Using standard templates and ACAS code of practice, employers will be guided end to end through the process.  Whilst all this sounds favourable for the employer, it is important to note that this process will only offer protection in unfair dismissal claims.  Claims that include other breaches such as discrimination, evidence of automatic unfair dismissal, e.g. Whistleblowing, or where there is evidence of ‘improper behaviour’, such as coercion will not be protected. It is also important to note that any conversations held prior to obtaining a signed ‘Settlement Agreement’, can still be admissible in Employment Tribunal proceedings, unless held on a ‘without prejudice’ basis.

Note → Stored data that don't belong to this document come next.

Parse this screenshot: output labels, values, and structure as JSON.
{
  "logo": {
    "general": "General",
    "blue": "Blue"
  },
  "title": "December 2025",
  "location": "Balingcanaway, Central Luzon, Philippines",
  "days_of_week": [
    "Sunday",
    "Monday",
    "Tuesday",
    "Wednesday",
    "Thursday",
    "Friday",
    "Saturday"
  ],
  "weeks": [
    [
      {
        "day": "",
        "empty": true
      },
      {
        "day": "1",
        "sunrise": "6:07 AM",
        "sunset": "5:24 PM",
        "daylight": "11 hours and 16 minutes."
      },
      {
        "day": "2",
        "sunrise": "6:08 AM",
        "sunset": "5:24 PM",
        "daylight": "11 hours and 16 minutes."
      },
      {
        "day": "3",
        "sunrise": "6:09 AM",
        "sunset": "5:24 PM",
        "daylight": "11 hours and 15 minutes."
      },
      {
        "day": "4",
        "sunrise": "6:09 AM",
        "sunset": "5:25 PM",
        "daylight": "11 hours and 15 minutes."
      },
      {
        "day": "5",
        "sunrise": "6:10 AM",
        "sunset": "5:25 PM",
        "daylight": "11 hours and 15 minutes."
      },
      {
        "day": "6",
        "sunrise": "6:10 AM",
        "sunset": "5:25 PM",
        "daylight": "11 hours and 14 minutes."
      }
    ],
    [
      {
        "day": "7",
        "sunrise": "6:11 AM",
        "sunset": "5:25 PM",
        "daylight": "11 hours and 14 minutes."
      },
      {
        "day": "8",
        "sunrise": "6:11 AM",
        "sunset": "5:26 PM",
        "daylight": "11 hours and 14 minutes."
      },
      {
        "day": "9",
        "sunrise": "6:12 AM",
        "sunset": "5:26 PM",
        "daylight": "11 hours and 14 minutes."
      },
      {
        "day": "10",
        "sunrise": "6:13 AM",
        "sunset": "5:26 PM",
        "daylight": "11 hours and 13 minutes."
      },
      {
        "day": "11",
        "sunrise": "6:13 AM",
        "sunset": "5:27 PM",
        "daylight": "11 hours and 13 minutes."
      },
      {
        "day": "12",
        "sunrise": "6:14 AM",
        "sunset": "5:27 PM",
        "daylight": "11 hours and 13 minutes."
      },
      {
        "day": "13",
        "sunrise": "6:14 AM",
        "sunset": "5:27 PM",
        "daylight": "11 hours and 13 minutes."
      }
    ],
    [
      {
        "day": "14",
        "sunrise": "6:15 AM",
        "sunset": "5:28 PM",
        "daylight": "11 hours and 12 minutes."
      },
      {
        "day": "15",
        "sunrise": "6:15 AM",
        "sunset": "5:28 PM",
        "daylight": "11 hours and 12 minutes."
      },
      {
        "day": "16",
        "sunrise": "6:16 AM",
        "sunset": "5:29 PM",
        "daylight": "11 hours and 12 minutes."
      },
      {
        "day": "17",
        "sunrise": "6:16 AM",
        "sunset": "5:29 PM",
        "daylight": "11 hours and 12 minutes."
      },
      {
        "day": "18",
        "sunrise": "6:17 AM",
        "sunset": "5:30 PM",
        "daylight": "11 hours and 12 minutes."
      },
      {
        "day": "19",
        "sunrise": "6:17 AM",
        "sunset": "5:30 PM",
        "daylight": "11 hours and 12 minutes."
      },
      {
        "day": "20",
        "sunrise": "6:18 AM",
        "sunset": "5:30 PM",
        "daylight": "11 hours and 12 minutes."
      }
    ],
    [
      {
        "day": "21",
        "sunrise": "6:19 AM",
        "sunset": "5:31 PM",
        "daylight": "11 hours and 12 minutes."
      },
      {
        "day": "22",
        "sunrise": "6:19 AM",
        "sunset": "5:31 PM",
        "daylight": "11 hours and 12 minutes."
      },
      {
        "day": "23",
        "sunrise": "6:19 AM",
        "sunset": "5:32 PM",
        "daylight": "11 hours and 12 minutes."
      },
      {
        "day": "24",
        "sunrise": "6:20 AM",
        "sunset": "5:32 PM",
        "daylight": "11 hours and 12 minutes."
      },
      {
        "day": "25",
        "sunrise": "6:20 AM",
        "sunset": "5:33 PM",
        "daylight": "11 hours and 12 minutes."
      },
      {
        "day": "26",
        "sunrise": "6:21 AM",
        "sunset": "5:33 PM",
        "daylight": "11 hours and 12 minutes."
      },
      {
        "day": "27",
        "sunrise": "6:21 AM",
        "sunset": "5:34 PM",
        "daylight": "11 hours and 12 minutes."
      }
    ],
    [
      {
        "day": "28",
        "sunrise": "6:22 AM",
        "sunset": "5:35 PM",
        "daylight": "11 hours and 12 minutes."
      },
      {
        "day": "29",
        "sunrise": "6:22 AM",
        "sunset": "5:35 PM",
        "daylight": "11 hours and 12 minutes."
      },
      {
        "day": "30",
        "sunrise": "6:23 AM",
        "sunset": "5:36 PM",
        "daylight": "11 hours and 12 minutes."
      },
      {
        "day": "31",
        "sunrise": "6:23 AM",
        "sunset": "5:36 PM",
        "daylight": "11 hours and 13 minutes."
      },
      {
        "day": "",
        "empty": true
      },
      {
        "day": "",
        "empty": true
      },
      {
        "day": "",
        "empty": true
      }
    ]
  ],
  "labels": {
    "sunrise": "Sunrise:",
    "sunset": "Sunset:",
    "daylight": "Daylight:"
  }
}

The rules for such a conversation are that they should be only be held in ‘a genuine attempt to settle a dispute’ and both parties should be aware of exactly what that means.  This suggests that employers should explain fully what ‘without prejudice’ means, prior to the commencement of such discussions, preferably in writing; and should remind the employee of the same at the start of any face to face or telephone discussions.

Whilst Solve. welcome the Governments plans to ease the ending of fractious employment relationships, it is clear that this particular process is not black and white.  Therefore, even if you believe that you have a straightforward case of unfair dismissal, we would suggest that you review any proposals for ending the employment relationship with a specialist HR and Employment Law practitioner.